Use of human participants (data or biological material) in research
Studies involving human data or biological material must include a detailed approval/exemption by the appropriate and specified research ethics committee, and clarify that the research was carried out in conformity with ethical standards. If authors use human cells, the source of the cell line must be identifiable, together with its authentication and method. Prospective clinical trials must be registered in appropriate publicly accessible repositories to ensure the robustness of patient-centered trial reporting. AGSER pleads for comprehensive and unambiguous biomedical and biological research/applications reporting.

Use of human embryos, gametes, and stem cells in research
Research reporting experiments covering human embryos/embryonic stem cells and gametes, and associated clinical applications must clarify having followed specific guidelines and regulations. A detailed statement must specify the research ethics committee that approved the experiment. Informed consent must be received from cell/tissue recipient/donor, and the circumstances of material donation must be outlined.
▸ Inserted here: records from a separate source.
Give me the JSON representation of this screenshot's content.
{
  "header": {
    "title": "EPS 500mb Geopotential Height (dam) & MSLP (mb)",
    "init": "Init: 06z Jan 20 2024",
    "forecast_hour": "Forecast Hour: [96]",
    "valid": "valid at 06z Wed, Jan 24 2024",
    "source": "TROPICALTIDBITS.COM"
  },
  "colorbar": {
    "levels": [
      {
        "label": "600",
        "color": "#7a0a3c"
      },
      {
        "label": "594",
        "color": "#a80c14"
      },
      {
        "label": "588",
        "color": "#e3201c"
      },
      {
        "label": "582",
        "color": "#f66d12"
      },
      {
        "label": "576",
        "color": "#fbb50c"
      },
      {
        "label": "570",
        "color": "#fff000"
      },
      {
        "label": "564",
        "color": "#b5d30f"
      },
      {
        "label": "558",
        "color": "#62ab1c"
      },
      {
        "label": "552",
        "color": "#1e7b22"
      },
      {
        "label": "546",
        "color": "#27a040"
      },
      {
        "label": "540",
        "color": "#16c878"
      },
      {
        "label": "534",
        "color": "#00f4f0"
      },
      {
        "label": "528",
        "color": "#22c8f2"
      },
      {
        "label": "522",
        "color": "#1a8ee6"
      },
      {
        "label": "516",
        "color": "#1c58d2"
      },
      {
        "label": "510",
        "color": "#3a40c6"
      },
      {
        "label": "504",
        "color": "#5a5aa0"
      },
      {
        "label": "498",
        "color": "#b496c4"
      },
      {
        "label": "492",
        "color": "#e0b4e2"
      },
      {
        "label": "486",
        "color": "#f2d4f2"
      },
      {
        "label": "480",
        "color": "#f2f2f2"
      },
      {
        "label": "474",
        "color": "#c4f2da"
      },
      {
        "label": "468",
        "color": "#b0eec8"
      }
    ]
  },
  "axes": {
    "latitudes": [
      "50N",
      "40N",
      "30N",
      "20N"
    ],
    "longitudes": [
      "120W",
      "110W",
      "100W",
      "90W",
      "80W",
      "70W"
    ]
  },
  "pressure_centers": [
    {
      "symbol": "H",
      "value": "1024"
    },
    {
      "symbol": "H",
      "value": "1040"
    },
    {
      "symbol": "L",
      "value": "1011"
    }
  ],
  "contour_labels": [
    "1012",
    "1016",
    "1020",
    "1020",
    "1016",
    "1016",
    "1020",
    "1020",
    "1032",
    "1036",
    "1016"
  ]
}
Use of plants, algae, fungi in research
AGSER embraces regulations, transparency, and complying with governance concerning gathering and using specimens and carrying out experiments and/or field investigations. As regards genetically engineered plants, certain permissions and/or licenses must be included.

Use of sex and gender in research
Sex as a biological attribute and gender as influenced by socio-cultural contexts must be employed must be employed carefully to keep clear of confusion, including in article title and abstract. Disaggregated data and study design must be configured in terms of sex and/or gender, and respective outcomes clarified.